この夢の計画は、EU・ジャパンフェスト日本委員会のプロジェクト支援によって実現した。最終的に我々は、ノルウェーで7回のコンサートを開催し、ボード―では、欧州文化首都ボードー2024のプログラム、そして地元のジャズクラブAd Libのプログラムの一環としてコンサートを開催した。また、シェールスタッドという小さな村のスクロープラネットでも演奏した。ボードー2024での2つのコンサートの他には、オスロではノルウェーのナショナル・ジャズシーンであるヴィクトリア・ナショナル・ジャズシーンでコンサートを行った。残りのツアーは、モスのハウス・オブ・ファウンデーション、スタバンガーのブリーゲ・ハリー、ハマールでは、ハマール・シアターでハマール・ジャズグラブとのコラボレーションが実現した。そしてボードーでのコンサートの直前には、テンスベルのUROハウガー美術館で、Nonfigurativ Musikk コンサートシリーズとしてコンサートを行った。テンスベルでのコンサートには、ノルウェーギター界のアイコン的存在であるアイヴィン・オールセット氏が特別ゲストとして参加してくれた。実は、道場とオールセット氏は以前にも一緒にコンサートをしたことがあったが、クローム・ヒルとオールセット氏が一緒に演奏したのは今回が初めてだった。このコンサートは私たちにとって大変特別なもので、素晴らしい音楽的瞬間がたくさんあり、満員の聴衆にも大好評だった。

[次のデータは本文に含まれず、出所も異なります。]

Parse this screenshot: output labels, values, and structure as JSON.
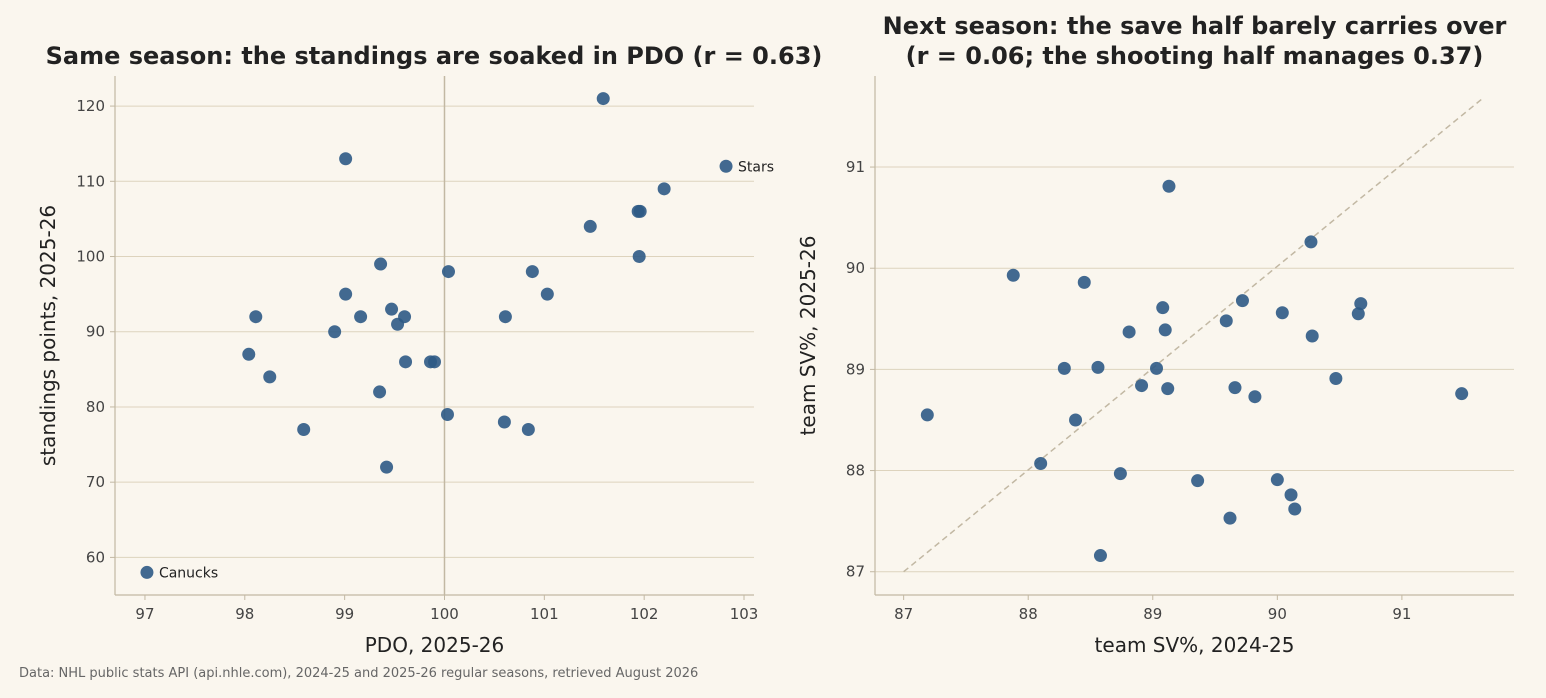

7回のコンサートに加えて、ラパポート氏、八木氏、本田氏はオスロにあるノルウェー国立音楽大学でワークショップを開催した。これは生徒たちにとって非常に刺激的で実り多いものとなった。学生のほとんどはこれまで箏の生演奏を聴いたことがなく、ましてや八木氏の非常に独創的な箏の生演奏を聴くのは初めてであった。彼女の箏はエレクトリック21弦箏で、ピエゾ・ピックアップが内蔵されている。彼女は電子機器を用い、エレキギターの効果音ペダルを使い、非常に個性的なサウンドを奏でる。ワークショップでは、ラパポート氏がミュージシャンを紹介することから始まり、伝統的な箏の奏法やレパートリー、そして八木氏が現在演奏しているハイパー箏の奏法まで、箏についての簡単な歴史を生徒たちに教えた。生徒たちは、八木氏と本多氏の音楽的背景と、現在の日本の実験的ジャズ・シーンをリードする即興演奏家として活動する2人の道のりを学んだ。ワークショップの最後には、道場が学生たちのために即興演奏を披露し、2人の学生も八木氏、本田氏と一緒に演奏する機会を得た。
クローム・ヒルと道場は、オスロのアンバートーンでスタジオ・レコーディングも行った。クローム・ヒルが自由な即興演奏だけを録音するのは今回が初めてだったが、これは、この友情と音楽的つながりをこれからも発展させていきたいという強い願いの表れでもあった。私たちはすでに道場から東京に招待されていて、ノルウェーでのコンサート、一緒に過ごした日々、そしてスタジオでのレコーディングが、クローム・ヒルと道場のコラボレーションをより強固なものにしたと感じている。そして、これからもっと多くの瞬間を一緒に作ることを心から楽しみにしている。